Friday 29 July 2011

Manufacturing Depression (2): The Existential Significance (Or Not) of Depression

Greenberg has many problems with the depression industry: one is that the drugs don't work on the majority of patients (he says that 70% of patients prescribed anti-depressants stop the course in the first month because of the side-effects - of which one is a loss of interest in or ability to perform sex); another is that the idea that depression is mere chemistry and says nothing about the world one is living in or the way one lives in it, robs our emotions of meaning.

I'm glad to read a professional saying that the drugs don't work and I'm not going to quibble. If it takes a large-scale PR campaign (only OTC medicines can be advertised in the UK), biased "research", confidentiality clauses, a huge sales force and all the other tricks to shift the stuff, that's because the companies know that word-of-mouth, BBC documentaries, not to mention the consumer-created websites, are going to be telling a different story. Potions with names ending in 'statin', 'formin' and anti-depressants are being hyped. Nobody needed to hype Miltown in the 1960's or Valium in the 1970's: both were taken recreationally.
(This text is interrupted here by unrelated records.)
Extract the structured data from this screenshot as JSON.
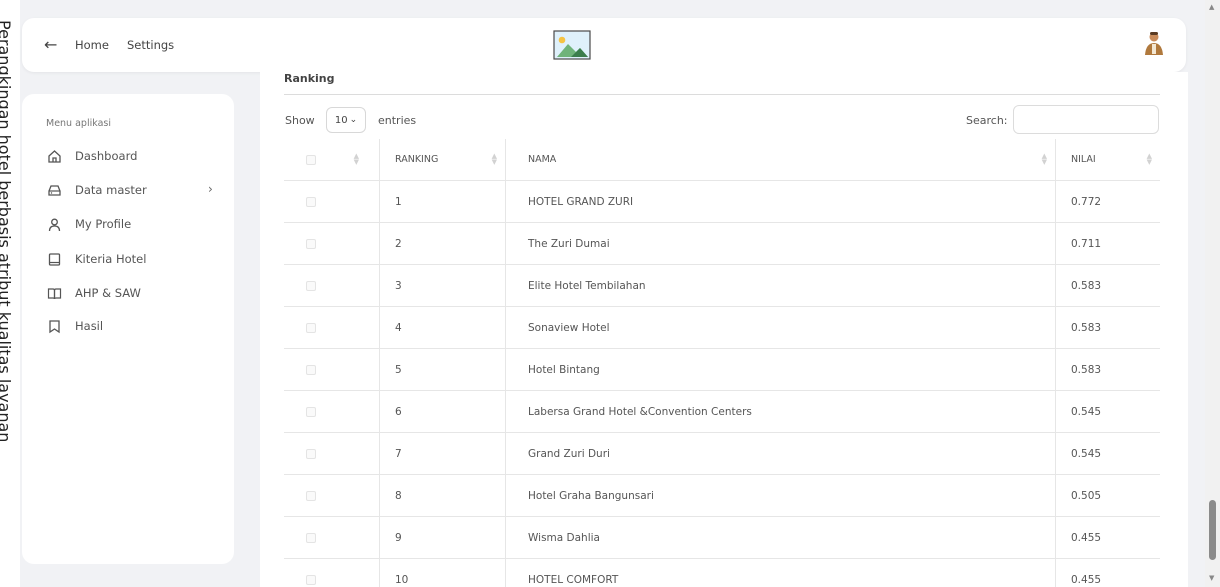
{
  "side_text": "Perangkingan hotel berbasis atribut kualitas layanan",
  "header": {
    "nav": {
      "home": "Home",
      "settings": "Settings"
    }
  },
  "sidebar": {
    "title": "Menu aplikasi",
    "items": [
      {
        "label": "Dashboard",
        "icon": "home-icon"
      },
      {
        "label": "Data master",
        "icon": "drive-icon",
        "has_submenu": true
      },
      {
        "label": "My Profile",
        "icon": "user-icon"
      },
      {
        "label": "Kiteria Hotel",
        "icon": "tablet-icon"
      },
      {
        "label": "AHP & SAW",
        "icon": "book-open-icon"
      },
      {
        "label": "Hasil",
        "icon": "bookmark-icon"
      }
    ]
  },
  "content": {
    "section_title": "Ranking",
    "show_label": "Show",
    "entries_value": "10",
    "entries_label": "entries",
    "search_label": "Search:",
    "columns": [
      "RANKING",
      "NAMA",
      "NILAI"
    ],
    "rows": [
      {
        "ranking": "1",
        "nama": "HOTEL GRAND ZURI",
        "nilai": "0.772"
      },
      {
        "ranking": "2",
        "nama": "The Zuri Dumai",
        "nilai": "0.711"
      },
      {
        "ranking": "3",
        "nama": "Elite Hotel Tembilahan",
        "nilai": "0.583"
      },
      {
        "ranking": "4",
        "nama": "Sonaview Hotel",
        "nilai": "0.583"
      },
      {
        "ranking": "5",
        "nama": "Hotel Bintang",
        "nilai": "0.583"
      },
      {
        "ranking": "6",
        "nama": "Labersa Grand Hotel &Convention Centers",
        "nilai": "0.545"
      },
      {
        "ranking": "7",
        "nama": "Grand Zuri Duri",
        "nilai": "0.545"
      },
      {
        "ranking": "8",
        "nama": "Hotel Graha Bangunsari",
        "nilai": "0.505"
      },
      {
        "ranking": "9",
        "nama": "Wisma Dahlia",
        "nilai": "0.455"
      },
      {
        "ranking": "10",
        "nama": "HOTEL COMFORT",
        "nilai": "0.455"
      }
    ]
  }
}
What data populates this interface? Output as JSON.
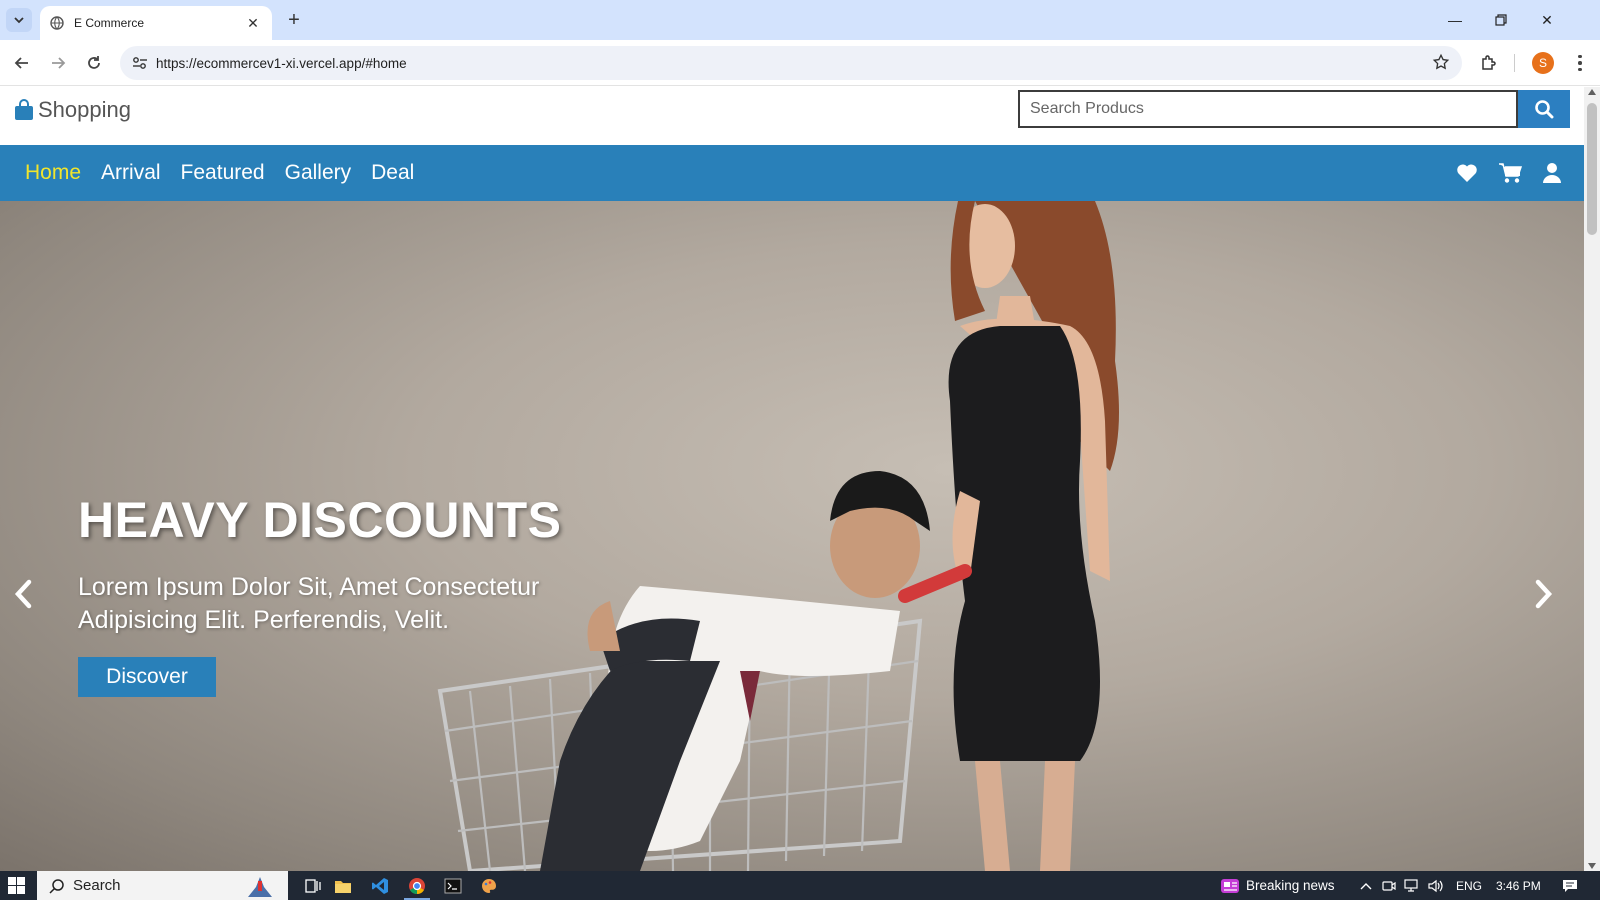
{
  "browser": {
    "tab_title": "E Commerce",
    "url": "https://ecommercev1-xi.vercel.app/#home",
    "profile_initial": "S"
  },
  "site": {
    "logo_text": "Shopping",
    "search_placeholder": "Search Producs",
    "nav": [
      {
        "label": "Home",
        "active": true
      },
      {
        "label": "Arrival",
        "active": false
      },
      {
        "label": "Featured",
        "active": false
      },
      {
        "label": "Gallery",
        "active": false
      },
      {
        "label": "Deal",
        "active": false
      }
    ],
    "nav_icons": [
      "heart-icon",
      "cart-icon",
      "user-icon"
    ],
    "colors": {
      "primary": "#2980b9",
      "active_nav": "#f1e52c"
    }
  },
  "hero": {
    "title": "HEAVY DISCOUNTS",
    "text": "Lorem Ipsum Dolor Sit, Amet Consectetur Adipisicing Elit. Perferendis, Velit.",
    "button": "Discover"
  },
  "taskbar": {
    "search_label": "Search",
    "news_label": "Breaking news",
    "language": "ENG",
    "time": "3:46 PM"
  }
}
Indeed, according to Greenberg, word-of-mouth loved Miltown so much it got banned: it was being used as just another high.

The thing about disease and meaning is a little trickier. Cholera is a disease and it is mere chemistry, and it told the Victorians (eventually) that the water was infected and they needed to get some main sewage and a clean water supply going. They could have decreed that there was nothing wrong with the water, and blamed the patients or looked for something to cure the sufferers. Blaming the patients is always good when the no-one has a clue about the problem or a cure - fixing the patients makes sense when an actual solution would be a tough sell to funding agencies. When someone gets a disease that makes a mess of them it always says two things: there's something out there, this patient is susceptible to it, and that person seems to be immune to it. (There are a few people who seem to be able to shrug off HIV, don't forget.) After that, it's a matter of economics: is it cheaper for the taxpayer to solve the problem or to solve the patients? You can ask another question as well: is there more profit in solving the problem or solving the patients? What's profitable for Big Pharma may not be so cheap for the tax-payer.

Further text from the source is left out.